Il prefetto ha già dimostrato di essere a conoscenza della drammatica situazione, ma allo stesso tempo si è detta fiduciosa per una ripresa incoraggiata delle risorse naturali presente nel Crotonese. Ha, così, illustrato alla stampa quale sarà il suo intervento per alleviare le sofferenze di fronte al degrado esistente. Con senso di pacata responsabilità ha evidenziato il grosso potenziale che ha la Calabria e in particolare Crotone. Paragonando la Calabria ad altre regioni d’Italia ha tenuto a precisare che si dovrà prendere coscienza per valorizzare le risorse naturali e storiche presenti nel nostro territorio.

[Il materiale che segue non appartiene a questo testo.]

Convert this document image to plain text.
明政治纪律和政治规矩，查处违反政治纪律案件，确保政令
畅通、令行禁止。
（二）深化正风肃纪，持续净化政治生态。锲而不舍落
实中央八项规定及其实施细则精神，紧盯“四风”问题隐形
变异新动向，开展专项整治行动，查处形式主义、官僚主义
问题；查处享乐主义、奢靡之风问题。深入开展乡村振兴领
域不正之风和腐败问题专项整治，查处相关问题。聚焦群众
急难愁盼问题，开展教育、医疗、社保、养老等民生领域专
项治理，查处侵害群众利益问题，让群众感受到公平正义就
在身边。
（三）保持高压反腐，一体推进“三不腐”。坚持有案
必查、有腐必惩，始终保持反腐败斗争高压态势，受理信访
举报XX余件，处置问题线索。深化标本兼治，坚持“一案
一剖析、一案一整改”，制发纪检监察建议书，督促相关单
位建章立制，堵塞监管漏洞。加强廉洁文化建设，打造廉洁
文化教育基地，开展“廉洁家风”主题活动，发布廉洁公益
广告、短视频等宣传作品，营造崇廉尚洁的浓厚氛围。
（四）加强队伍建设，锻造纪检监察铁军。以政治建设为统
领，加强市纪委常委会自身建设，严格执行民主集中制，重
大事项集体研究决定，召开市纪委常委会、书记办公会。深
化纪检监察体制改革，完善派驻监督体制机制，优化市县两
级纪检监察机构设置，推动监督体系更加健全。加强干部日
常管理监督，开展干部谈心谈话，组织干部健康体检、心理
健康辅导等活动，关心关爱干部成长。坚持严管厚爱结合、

«C’è una Calabria da scoprire – ha sottolineato sua eccellenza – ed è per questo che intenderò mettere a disposizione i poteri che sono assegnati alla Prefettura per assicurare un impegno tangibile sulla valorizzazione del territorio, a partire dalla sicurezza che è un presupposto ineludibile anche sul piano dello sviluppo. Tra i compiti della Prefettura – ha precisato Tombesi – non ci sono quelli di creare imprenditoria, ma si potrà lavorare per una collaborazione di coordinamento tra Stato e territorio». Territorio, quello crotonese, dove la politica locale, da tempo, si segnala per una certa miopia riguardo a certe tematiche, indipendentemente dal loro colore di appartenenza.

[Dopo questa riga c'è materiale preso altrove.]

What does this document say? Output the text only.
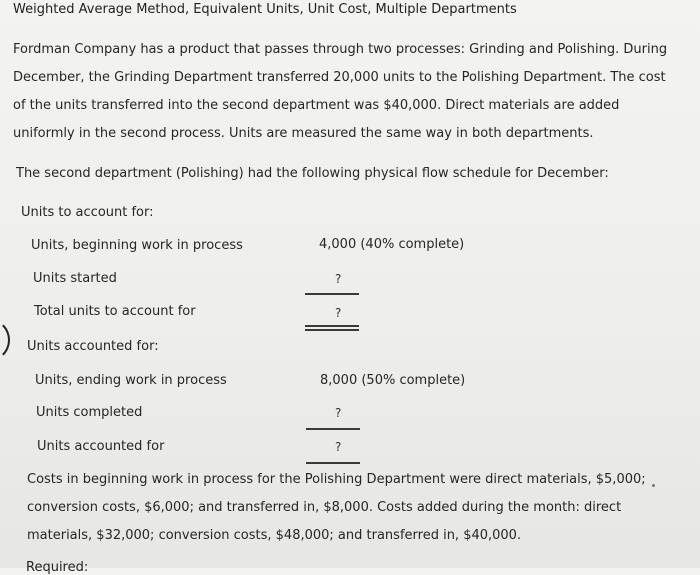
Weighted Average Method, Equivalent Units, Unit Cost, Multiple Departments
Fordman Company has a product that passes through two processes: Grinding and Polishing. During
December, the Grinding Department transferred 20,000 units to the Polishing Department. The cost
of the units transferred into the second department was $40,000. Direct materials are added
uniformly in the second process. Units are measured the same way in both departments.
The second department (Polishing) had the following physical flow schedule for December:
Units to account for:
Units, beginning work in process	4,000 (40% complete)
Units started	?
Total units to account for	?
Units accounted for:
Units, ending work in process	8,000 (50% complete)
Units completed	?
Units accounted for	?
Costs in beginning work in process for the Polishing Department were direct materials, $5,000;
conversion costs, $6,000; and transferred in, $8,000. Costs added during the month: direct
materials, $32,000; conversion costs, $48,000; and transferred in, $40,000.
Required:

Il delicato ruolo che ha la stampa riveste in un contesto come Crotone è stato oggetto di un’attenta riflessione della dottoressa Tombesi. Il neoprefetto ha così invitato i cronisti presenti a svolgere un lavoro di qualità e serietà nella comunicazione, in coerenza con lo spirito istituzionale della Prefettura. È chiaro che il nuovo prefetto si troverà davanti a problemi atavici che dovrà affrontare con la massima competenza e delicatezza, ma su tutti dovrà da subito sciogliere le sue riseve sulla nomina della commissione straordinaria al Comune capoluogo in ragione delle dimissioni del sindaco (che era anche presidente della Provincia). Il prossimo 4 dicembre, infatti, scadono i 20 giorni canonici concessi dalla legge al primo cittadino per ritirare le sue dimissioni, dopodiché toccherà alla Prefettura designare la commissione che si occuperà della gestione amministrativa dell’Ente fino a nuove elezioni.